The House Democratic Caucus has rejected President Obama's bargain to retain the Bush-era tax cuts, voting nearly unanimously during a caucus Thursday meeting to oppose bringing the deal to the House floor. The resolution was a symbolic move intended to demonstrate that House Democrats had the numbers to stop the deal from moving forward, demanding changes to Obama's bargain with the Republicans. But a leading liberal Democrat, Rep. Barney Frank (D-Mass.), told Mother Jones that the president's tax-cut deal would pass anyway, and that the bill based on Obama's bargain would have enough votes to pass the House—despite vehement Democratic opposition.
"I still think it's going to go through—why do you think it isn't?" Frank said in a Thursday interview outside the caucus meeting. "I always knew a majority of Democrats would be against it. I still think they have the votes for it, yeah." He added that House Democrats simply lacked the ability to have a major impact on the legislation: "I think the notion that the caucus controls legislation is not a good one."
Frank emphasized that he still opposed the tax-cut bargain but nevertheless thought a vote should be held on the tax package as it currently stands. Speaker Nancy Pelosi will have to decide herself whether to bring any bill to a vote on the House floor, saying Thursday that she stood by the caucus' resolution and would not proceed unless the framework was changed.
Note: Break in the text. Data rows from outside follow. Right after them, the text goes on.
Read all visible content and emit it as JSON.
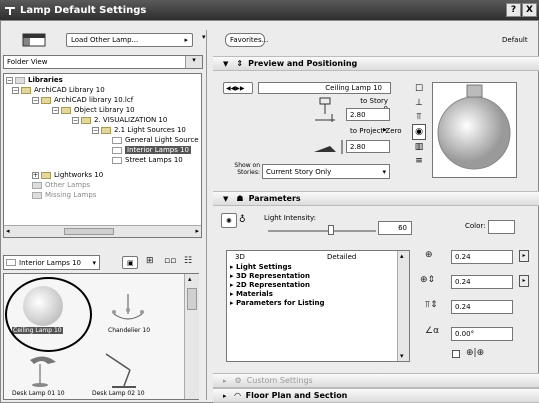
{
  "window": {
    "title": "Lamp Default Settings",
    "help_label": "?",
    "close_label": "X"
  },
  "left": {
    "load_button": "Load Other Lamp...",
    "folder_view": "Folder View",
    "tree": [
      "Libraries",
      "ArchiCAD Library 10",
      "ArchiCAD library 10.lcf",
      "Object Library 10",
      "2. VISUALIZATION 10",
      "2.1 Light Sources 10",
      "General Light Source",
      "Interior Lamps 10",
      "Street Lamps 10",
      "Lightworks 10",
      "Other Lamps",
      "Missing Lamps"
    ],
    "folder_select": "Interior Lamps 10",
    "thumbs": [
      "Ceiling Lamp 10",
      "Chandelier 10",
      "Desk Lamp 01 10",
      "Desk Lamp 02 10"
    ]
  },
  "top": {
    "favorites": "Favorites...",
    "default_label": "Default"
  },
  "preview": {
    "header": "Preview and Positioning",
    "lamp_name": "Ceiling Lamp 10",
    "to_story_label": "to Story 0",
    "story_value": "2.80",
    "to_zero_label": "to Project Zero",
    "zero_value": "2.80",
    "show_on_label": "Show on Stories:",
    "show_on_value": "Current Story Only"
  },
  "params": {
    "header": "Parameters",
    "intensity_label": "Light Intensity:",
    "intensity_value": "60",
    "color_label": "Color:",
    "col_3d": "3D",
    "col_detailed": "Detailed",
    "list": [
      "Light Settings",
      "3D Representation",
      "2D Representation",
      "Materials",
      "Parameters for Listing"
    ],
    "dims": [
      "0.24",
      "0.24",
      "0.24",
      "0.00°"
    ]
  },
  "collapsed": {
    "custom": "Custom Settings",
    "floor_plan": "Floor Plan and Section"
  }
}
House Democrats at the caucus meeting said they would specifically demand changes to the watered-down estate tax in the bargain—a cornerstone of Republican support for the bill.
If Pelosi made such revisions, however, it could derail the entire bargain and prolong the battle indefinitely, potentially running up against the Dec. 31 deadline when the current tax-cuts expire. Rep. Lynn Woolsey, a co-chair of the House Progressive Caucus, asserted Thursday that Democrats were willing to run that risk.* But Frank remains convinced that the Democratic caucus will be unable to hold up the negotiations, predicting that Pelosi will ultimately be forced to bring the president's tax deal forward: "I think she will have to, yeah."
Much has been made of the rift between the president and liberal Democrats over the tax deal. While he agreed that the discord was a "disagreement over a very important issue," the Massachusetts Democrat brushed aside concerns about a looming civil war on the left. "I think this is a pretty unique set of circumstances," Frank said, noting the pending expiration of the tax cuts on Dec. 31. "We will be together most of the time, and there will be occasional times when we're different."
*Update: Story has been updated to reflect Pelosi's latest remarks.